Arguably, by providing a mechanism for partitioning of mentally demanding tasks, societal living may serve as still another way by which selection is relaxed on traits within individuals, although it may also be argued that complex societies impose selection for novel ways of processing information. It has been suggested that there has been a slow decline in intelligence in the United States and the United Kingdom over the past century (Crabtree 2013; Woodley 2015), although again the underlying issues with respect to environmental factors have not been fully resolved, and not surprisingly these arguments are controversial. The key point here is that the one truly exceptional human attribute, brain function, may be particularly responsive to mutation accumulation, possibly exhibiting a response to relaxed selection greater than the 1% benchmark suggested above.

A fitness decline of a few percent on the timescale of a century is on the order of the rate of global warming, and that is part of the problem. What will it take to promote serious discourse on the slowly emerging, long-term negative consequences of policies jointly promoted by political, social, and religious factors?
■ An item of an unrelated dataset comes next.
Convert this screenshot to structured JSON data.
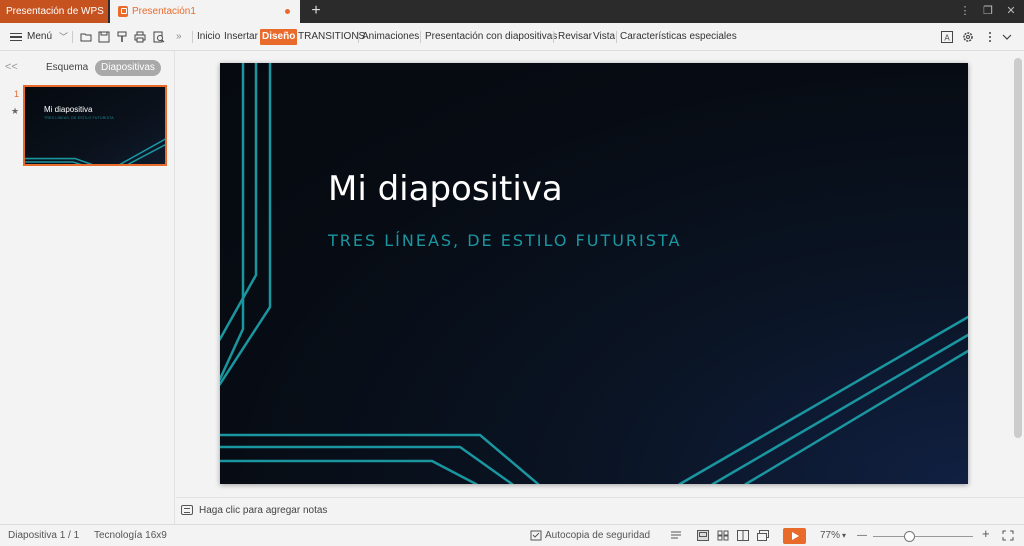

Should such a discussion even be pursued or should the process of accelerated genetic change simply be allowed to run its course—a slow walk down the path to what Hamilton (2001) called “the great Planetary Hospital”? Unlike global environmental change, there is no obvious technological fix for the uniquely human goal of intentionally ameliorating the effects of mutation, nor is there a simple ethical imperative for doing otherwise, short of refocusing our ethical goals on future descendants. Unless some altered course is taken, as improved biomedical procedures continue to minimize the cumulative consequences of our genetic (and/or environmentally induced) afflictions, and the associated biomedical industries reap the financial rewards, this will come at a progressively increasing cost for individuals with the resources and/or desires to apply such solutions.